Florida high school gay-straight alliance
Yasmin Gonzalez (left) and Amber Sewell (right), students at Okeechobee High
Photo courtesy of the Orlando Sentinel.
The ACLU is suing Okeechobee High School after school officials violated the Equal Access Act and denied students the right to form a gay-straight alliance.
When students at Okeechobee High School in Okeechobee, Florida wanted to form a gay-straight alliance (GSA), the school denied their request, saying it did not allow “non-curricular” clubs to meet. But the school did allow non-curricular clubs, such as the Key Club, Future Farmers of America and the Fellowship of Christian Athletes, to meet on school grounds. Feeling the school was discriminating against the club, GSA president Yasmin Gonzalez contacted the ACLU, which filed suit against the Okeechobee County school board. The suit accused the school of violating the federal Equal Access Act, which requires schools to provide space for all non-curricular clubs if they are going to provide space for any non-curricular club.

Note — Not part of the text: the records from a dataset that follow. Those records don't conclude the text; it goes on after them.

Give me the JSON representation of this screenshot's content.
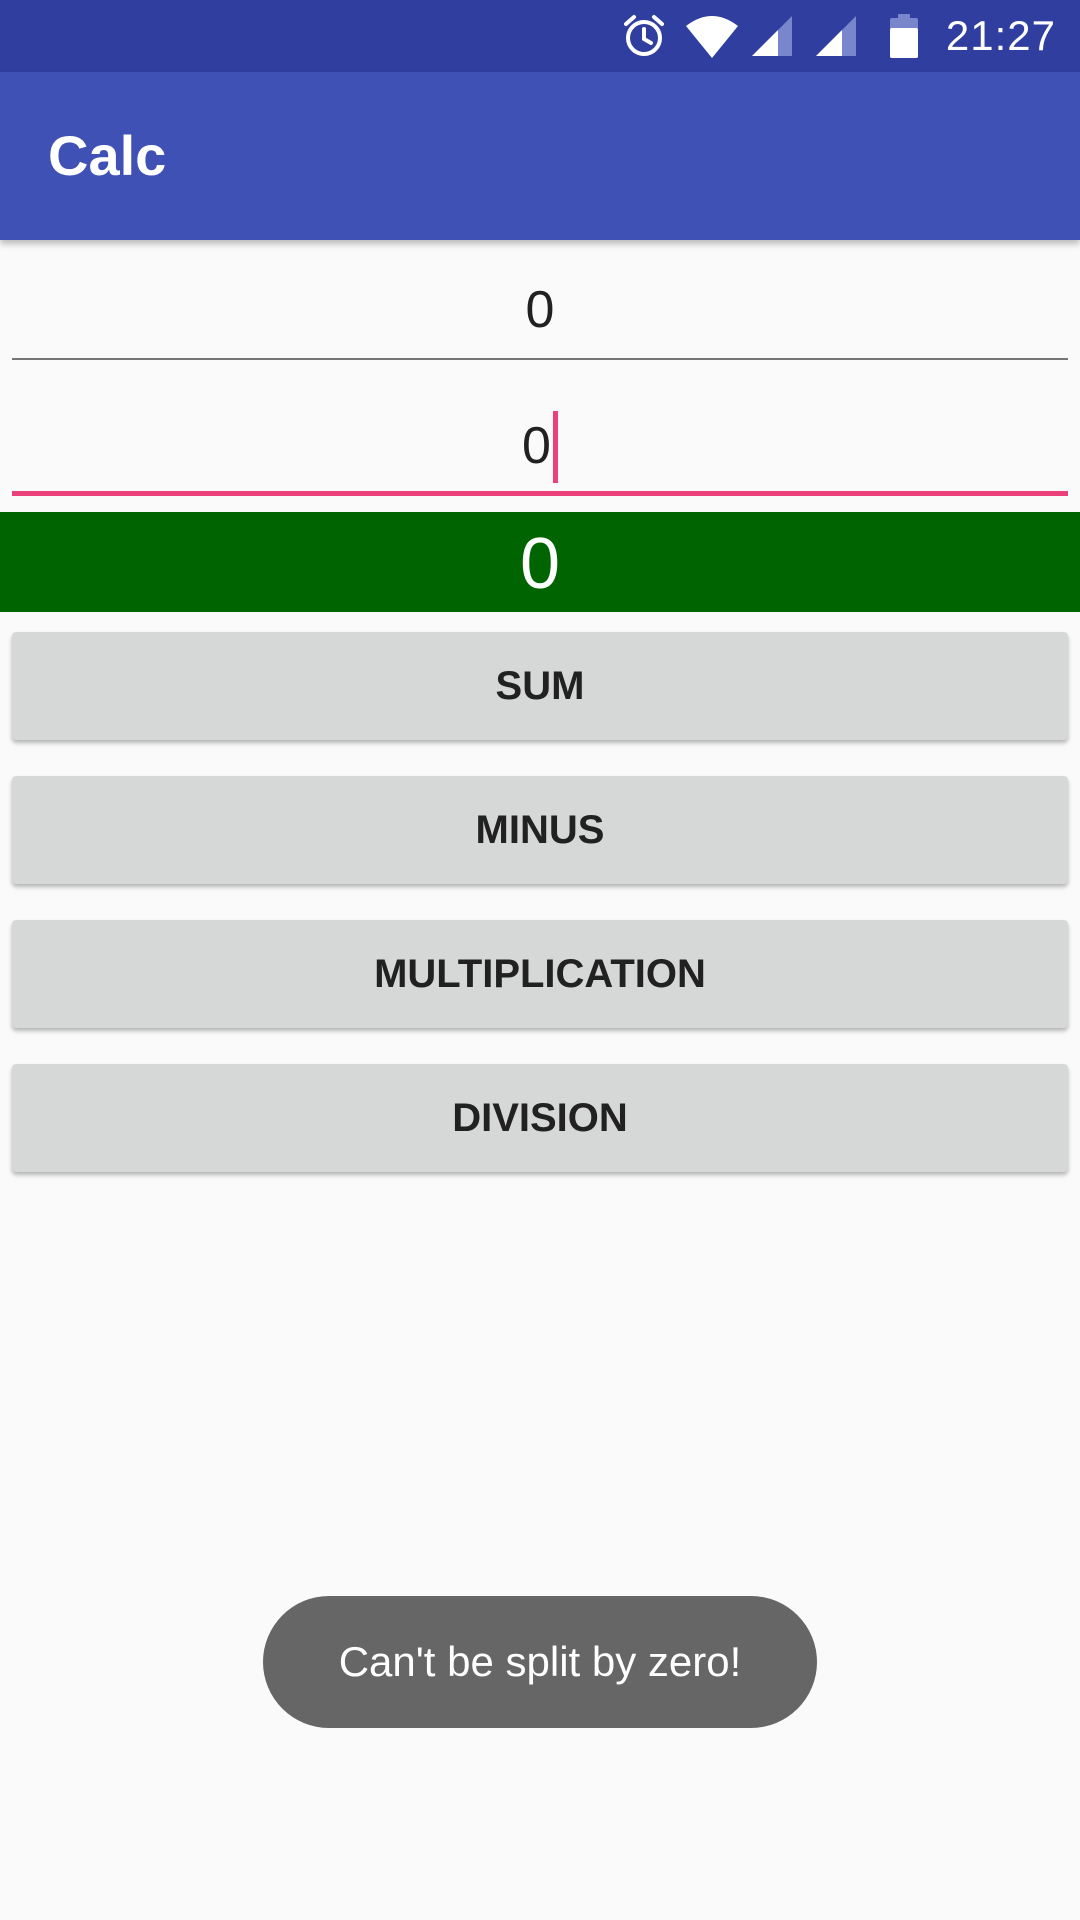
{
  "status_bar": {
    "time": "21:27",
    "icons": [
      "alarm-icon",
      "wifi-icon",
      "signal-icon",
      "signal-icon",
      "battery-icon"
    ],
    "background_color": "#303f9f"
  },
  "app_bar": {
    "title": "Calc",
    "background_color": "#3f51b5"
  },
  "inputs": {
    "first_value": "0",
    "second_value": "0"
  },
  "result": {
    "value": "0",
    "background_color": "#006400"
  },
  "buttons": {
    "sum": "SUM",
    "minus": "MINUS",
    "multiplication": "MULTIPLICATION",
    "division": "DIVISION"
  },
  "toast": {
    "message": "Can't be split by zero!"
  },
  "colors": {
    "accent": "#ec407a",
    "background": "#fafafa",
    "button": "#d6d7d7"
  }
}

Attorneys for the school board claimed that the club was denied access because it is a “sex-based” club, and that allowing it to meet would be disruptive and harmful to children at the school. The school also claimed that allowing a “sex-based” club to meet would violate the school’s abstinence-only education policy. The court disagreed, and entered a preliminary injunction ordering the school board to grant access to the GSA on equal terms with all other clubs. The judge, in a first of its kind decision, ruled that a GSA is not, by definition, a “sex-based club” and that it does nothing to interfere with the district’s abstinence education policy.
Status: VICTORY! Judge rules that school officials must let the GSA meet on campus and holds that schools must provide for the well-being of gay students.